As Andrew Cohen notes, Scalia’s recent dissent in the California prison overcrowding case is classic Scalia. And, by this, I mean it’s an opinion with a lot of showy phrases used to assemble an argument that collapses on the slightest inspection. A couple points:
- Holding out the possibility of a stay to the order to reduce overcrowding was perfectly logical, since increasing prison capacity isn’t necessarily something can be done overnight. If California had a clear plan in place — such as starting prison construction that wasn’t due to be completed until next year — a stay would be appropriate. But California is not in fact doing any such thing. It’s not appropriate to grant a stay because California has just decided it’s too expensive to comply with the Bill of Rights.
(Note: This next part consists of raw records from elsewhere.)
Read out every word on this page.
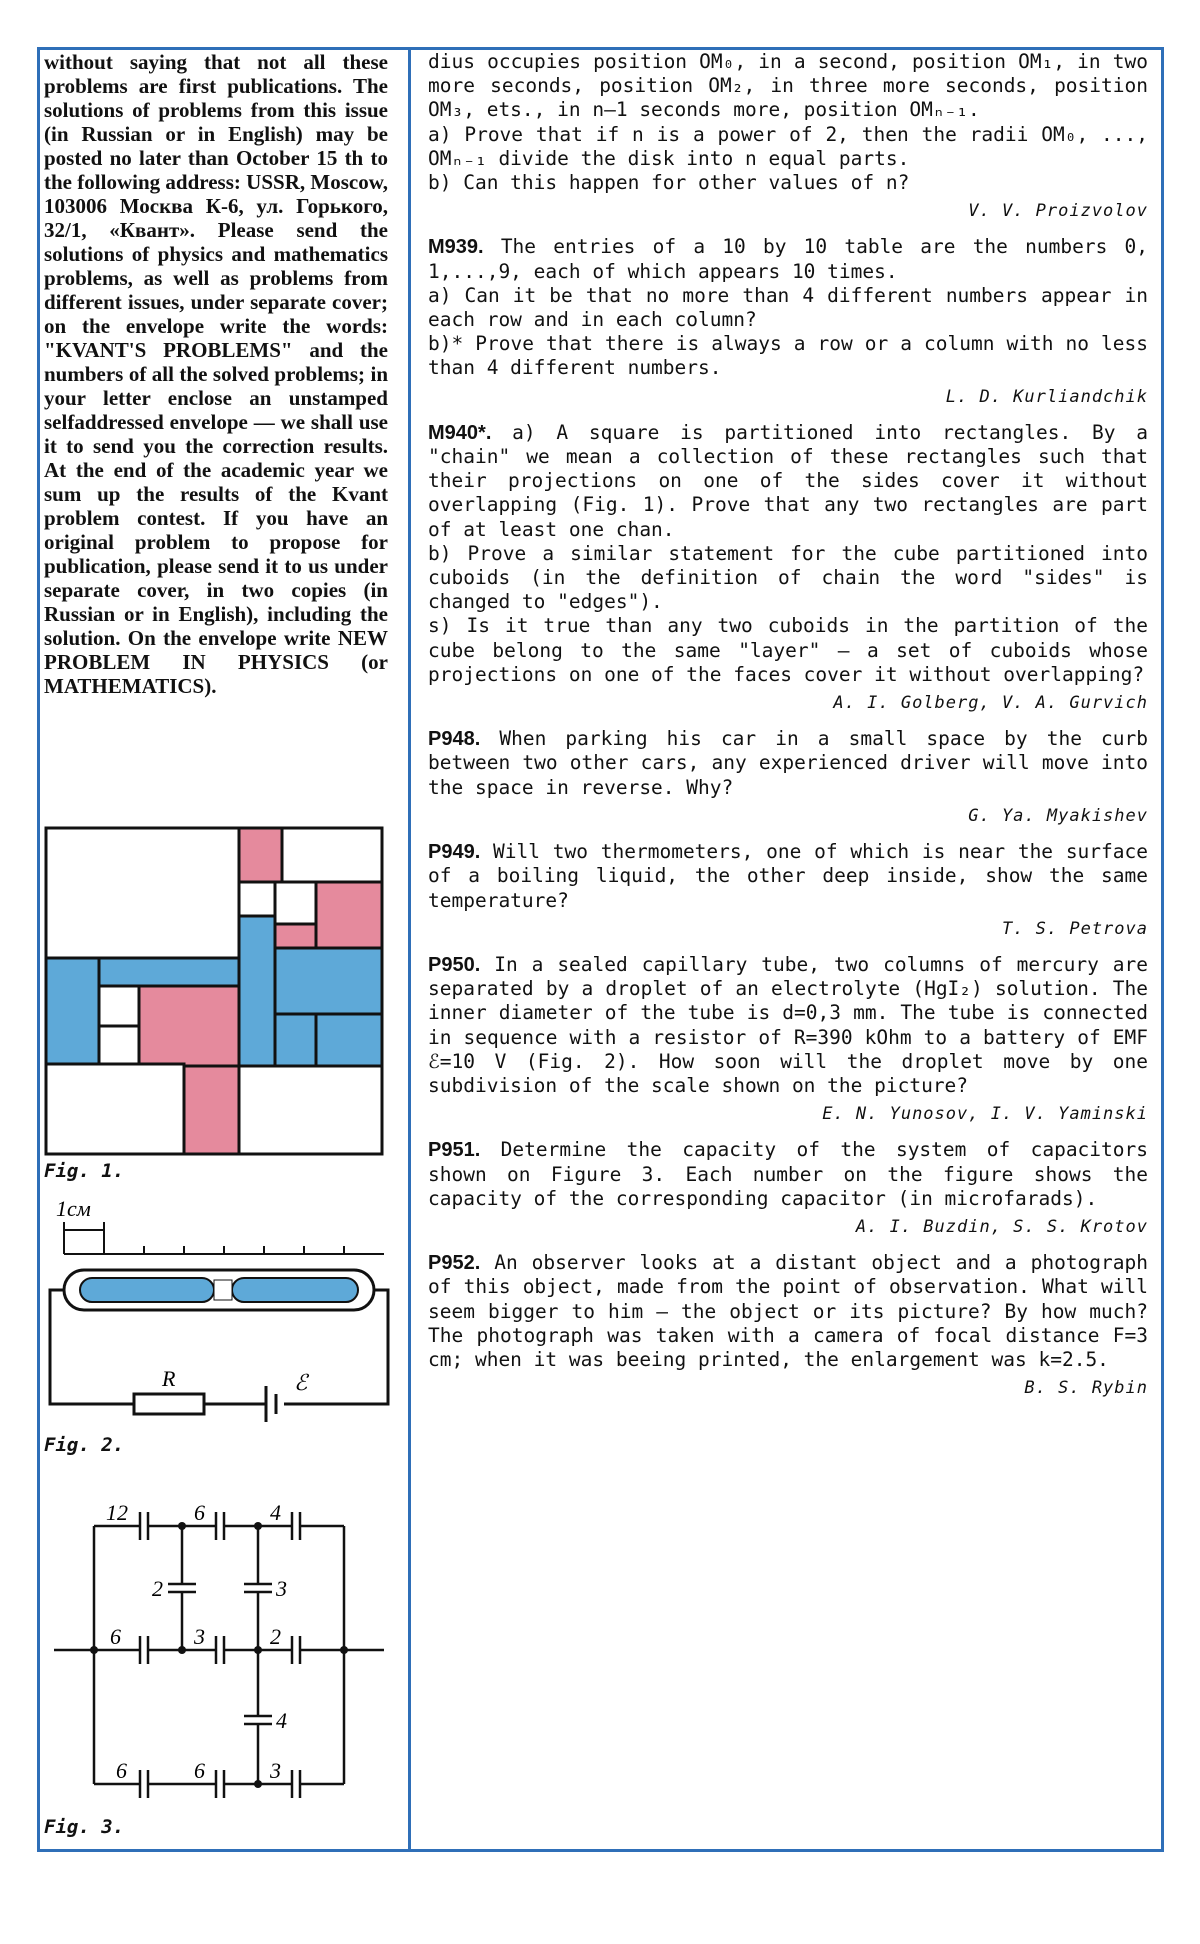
without saying that not all these problems are first publications. The solutions of problems from this issue (in Russian or in English) may be posted no later than October 15 th to the following address: USSR, Moscow, 103006 Москва К-6, ул. Горького, 32/1, «Квант». Please send the solutions of physics and mathematics problems, as well as problems from different issues, under separate cover; on the envelope write the words: "KVANT'S PROBLEMS" and the numbers of all the solved problems; in your letter enclose an unstamped selfaddressed envelope — we shall use it to send you the correction results. At the end of the academic year we sum up the results of the Kvant problem contest. If you have an original problem to propose for publication, please send it to us under separate cover, in two copies (in Russian or in English), including the solution. On the envelope write NEW PROBLEM IN PHYSICS (or MATHEMATICS).

Fig. 1.
1см
R	ℰ
Fig. 2.
12	6	4
2	3
6	3	2
4
6	6	3
Fig. 3.

dius occupies position OM₀, in a second, position OM₁, in two more seconds, position OM₂, in three more seconds, position OM₃, ets., in n—1 seconds more, position OMₙ₋₁.

a) Prove that if n is a power of 2, then the radii OM₀, ..., OMₙ₋₁ divide the disk into n equal parts.

b) Can this happen for other values of n?

V. V. Proizvolov

M939. The entries of a 10 by 10 table are the numbers 0, 1,...,9, each of which appears 10 times.

a) Can it be that no more than 4 different numbers appear in each row and in each column?

b)* Prove that there is always a row or a column with no less than 4 different numbers.

L. D. Kurliandchik

M940*. a) A square is partitioned into rectangles. By a "chain" we mean a collection of these rectangles such that their projections on one of the sides cover it without overlapping (Fig. 1). Prove that any two rectangles are part of at least one chan.

b) Prove a similar statement for the cube partitioned into cuboids (in the definition of chain the word "sides" is changed to "edges").

s) Is it true than any two cuboids in the partition of the cube belong to the same "layer" — a set of cuboids whose projections on one of the faces cover it without overlapping?

A. I. Golberg, V. A. Gurvich

P948. When parking his car in a small space by the curb between two other cars, any experienced driver will move into the space in reverse. Why?

G. Ya. Myakishev

P949. Will two thermometers, one of which is near the surface of a boiling liquid, the other deep inside, show the same temperature?

T. S. Petrova

P950. In a sealed capillary tube, two columns of mercury are separated by a droplet of an electrolyte (HgI₂) solution. The inner diameter of the tube is d=0,3 mm. The tube is connected in sequence with a resistor of R=390 kOhm to a battery of EMF ℰ=10 V (Fig. 2). How soon will the droplet move by one subdivision of the scale shown on the picture?

E. N. Yunosov, I. V. Yaminski

P951. Determine the capacity of the system of capacitors shown on Figure 3. Each number on the figure shows the capacity of the corresponding capacitor (in microfarads).

A. I. Buzdin, S. S. Krotov

P952. An observer looks at a distant object and a photograph of this object, made from the point of observation. What will seem bigger to him — the object or its picture? By how much? The photograph was taken with a camera of focal distance F=3 cm; when it was beeing printed, the enlargement was k=2.5.

B. S. Rybin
- So this argument isn’t really about a stay; it’s an argument that the courts wrong to enforce the Eighth Amendment and compel the state of California to substantially reduce the appalling overcrowding in its prisons. And Scalia’s argument remains just as unpersuasive as it’s always been. It’s classic wealthy suburban Republicanism: we’re supposed to believe that every single prisoner who might be released under the court order poses a massive threat to public safety, but not so massive a threat that anybody should have to pay a dime in extra taxes or anything. Instead, the “solution” should just be the systematic violation of human rights. Well, to paraphrase what one overrated justice one said, the bluff has been called, and the tea party has nary a pair to lay on the table.